The following dialogue between Mercedes Eng and Fred Moten is excerpted from the new edition of Eng’s Mercenary English, which documents – among many things – the resistance to the gentrification of Vancouver's Downtown Eastside, historically a working-class neighbourhood that includes many of the city’s historic and living communities of colour.
FRED MOTEN: So, by way of the afterword you wrote, “there goes the neighbourhood!”, I wonder where neighbourhoods go. Where does the neighbourhood go? And then it’s like how does the neighbourhood go in your poetry? Go, here, means live. How does the neighbourhood, this confluence of people and place, the place the people make in their living and in their collaborative and never individuated mattering, live/go (move) in your poetry?
MERCEDES ENG: I see the neighbourhood as the people, people who live in a particular place yes, and for some neighbourhood means location but to me a neighbourhood is the people in a specific geography that give that area its character. Now the neighbourhood (people) is being displaced by a new neighbourhood (people) occupying the physical space of the Downtown Eastside (DTES). How does the hood live in my poetry? “how it is,” a poem now in its tenth year, continues to record the violence in the DTES caused by racism and real-estate development. I have a duty, also I think, a right, to bear witness and document.

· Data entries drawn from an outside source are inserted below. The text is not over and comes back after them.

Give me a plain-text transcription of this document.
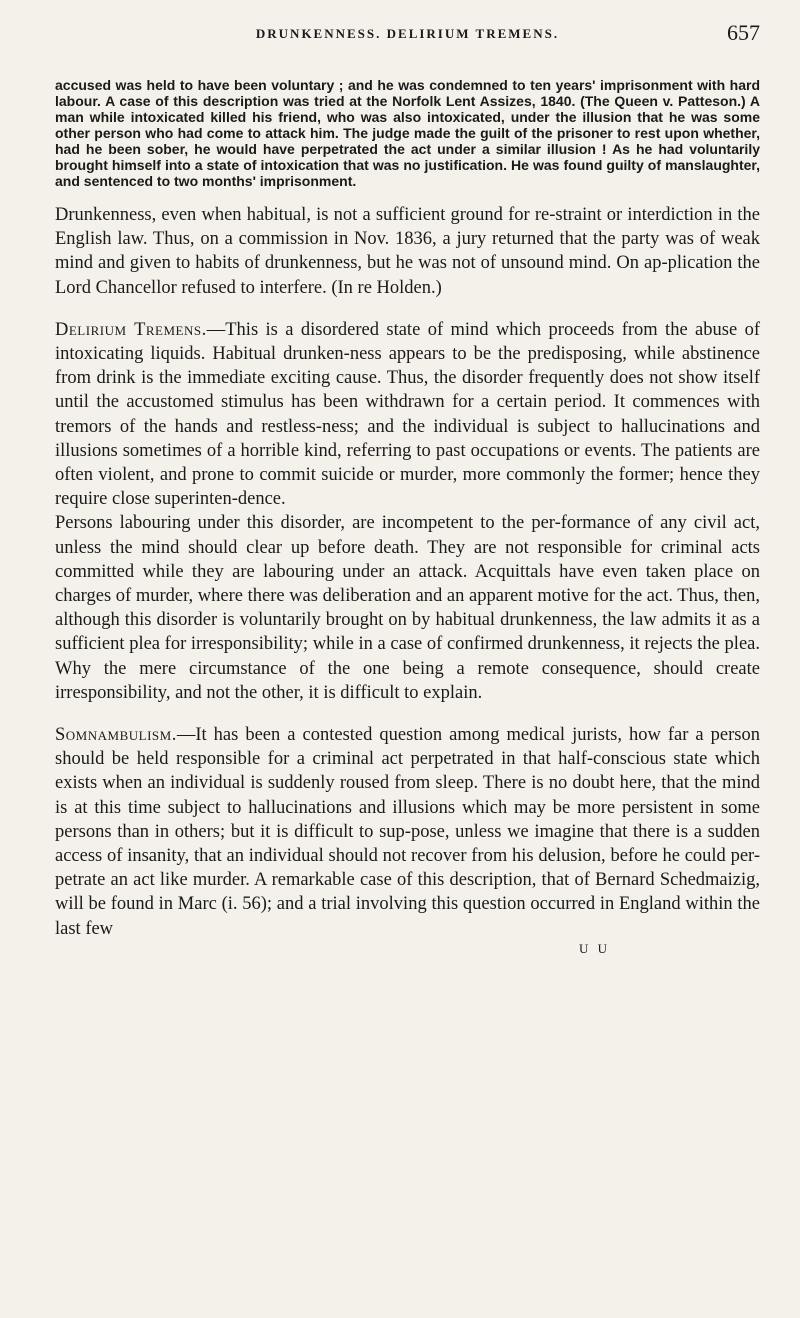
DRUNKENNESS. DELIRIUM TREMENS.	657

accused was held to have been voluntary ; and he was condemned to ten years' imprisonment with hard labour. A case of this description was tried at the Norfolk Lent Assizes, 1840. (The Queen v. Patteson.) A man while intoxicated killed his friend, who was also intoxicated, under the illusion that he was some other person who had come to attack him. The judge made the guilt of the prisoner to rest upon whether, had he been sober, he would have perpetrated the act under a similar illusion ! As he had voluntarily brought himself into a state of intoxication that was no justification. He was found guilty of manslaughter, and sentenced to two months' imprisonment.

Drunkenness, even when habitual, is not a sufficient ground for re-straint or interdiction in the English law. Thus, on a commission in Nov. 1836, a jury returned that the party was of weak mind and given to habits of drunkenness, but he was not of unsound mind. On ap-plication the Lord Chancellor refused to interfere. (In re Holden.)

Delirium Tremens.—This is a disordered state of mind which proceeds from the abuse of intoxicating liquids. Habitual drunken-ness appears to be the predisposing, while abstinence from drink is the immediate exciting cause. Thus, the disorder frequently does not show itself until the accustomed stimulus has been withdrawn for a certain period. It commences with tremors of the hands and restless-ness; and the individual is subject to hallucinations and illusions sometimes of a horrible kind, referring to past occupations or events. The patients are often violent, and prone to commit suicide or murder, more commonly the former; hence they require close superinten-dence.

Persons labouring under this disorder, are incompetent to the per-formance of any civil act, unless the mind should clear up before death. They are not responsible for criminal acts committed while they are labouring under an attack. Acquittals have even taken place on charges of murder, where there was deliberation and an apparent motive for the act. Thus, then, although this disorder is voluntarily brought on by habitual drunkenness, the law admits it as a sufficient plea for irresponsibility; while in a case of confirmed drunkenness, it rejects the plea. Why the mere circumstance of the one being a remote consequence, should create irresponsibility, and not the other, it is difficult to explain.

Somnambulism.—It has been a contested question among medical jurists, how far a person should be held responsible for a criminal act perpetrated in that half-conscious state which exists when an individual is suddenly roused from sleep. There is no doubt here, that the mind is at this time subject to hallucinations and illusions which may be more persistent in some persons than in others; but it is difficult to sup-pose, unless we imagine that there is a sudden access of insanity, that an individual should not recover from his delusion, before he could per-petrate an act like murder. A remarkable case of this description, that of Bernard Schedmaizig, will be found in Marc (i. 56); and a trial involving this question occurred in England within the last few

U U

FM: This connection between right and duty is cool and seems absolute to me and follows from that sense of the neighbourhood being the people, you and your women holding each other up, the hard and brutal but also beautiful life of the neighbourhood that is given so amazingly in the “autocartography” section of Mercenary English, which intersperses “how it is,” which is like the neighbourhood’s constantly changing map, with poems that feel not just autobiographical in the strictly personal sense but something like an autobiography of the neighbourhood as it goes and is made to go. Whenever you use the word “I” it’s not just you and wherever you go the neighbourhood goes with you.
ME: This idea that the neighbourhood goes with me wherever I go reminded me of something I wrote about ten years ago, as I was theorizing my body as a space, as frontier, and as contact zone: My body is the frontier and the contact zone. It’s bruised, it’s scarred. In a physical sense I seem not to know where my body ends and the rest of the world begins. At work as a waitress, it is as if I fight the barrier of class physically. I war while I work, as if banging into the tables of these lawyers I serve will create a bigger space for working class/female/ not white me. In another sense my body was a contact zone, a frontier, as a vehicle of sex work. My clients came to the frontier of poor spatiality in two ways. The male interloper enters the physical geography of the Downtown Eastside, Canada’s poorest postal code, a space I’m allowed to be in because he needs me there to service him. Once the location becomes economically desirable, my space will disappear. Then he enters the physical geography, the body of the woman he rents, mine, which is not just what it is—a space to be neocolonized—because of where it is (the ghetto)—but also because her body, mine, is already written as a site of exploitation because it’s female, because it’s not white. Not that every girl on low track was not white. But so many of them were not. I no longer work the stroll. I don’t stand at Dunlevy and Hastings til the early morning picking up dates outside the funeral parlour where my grandparents were shown, I don’t pick up condoms and lube and the new bad date sheet as part of my routine anymore. But because it’s my body, because it’s where I live, I still carry the frontier, the contact zone, with me wherever I go.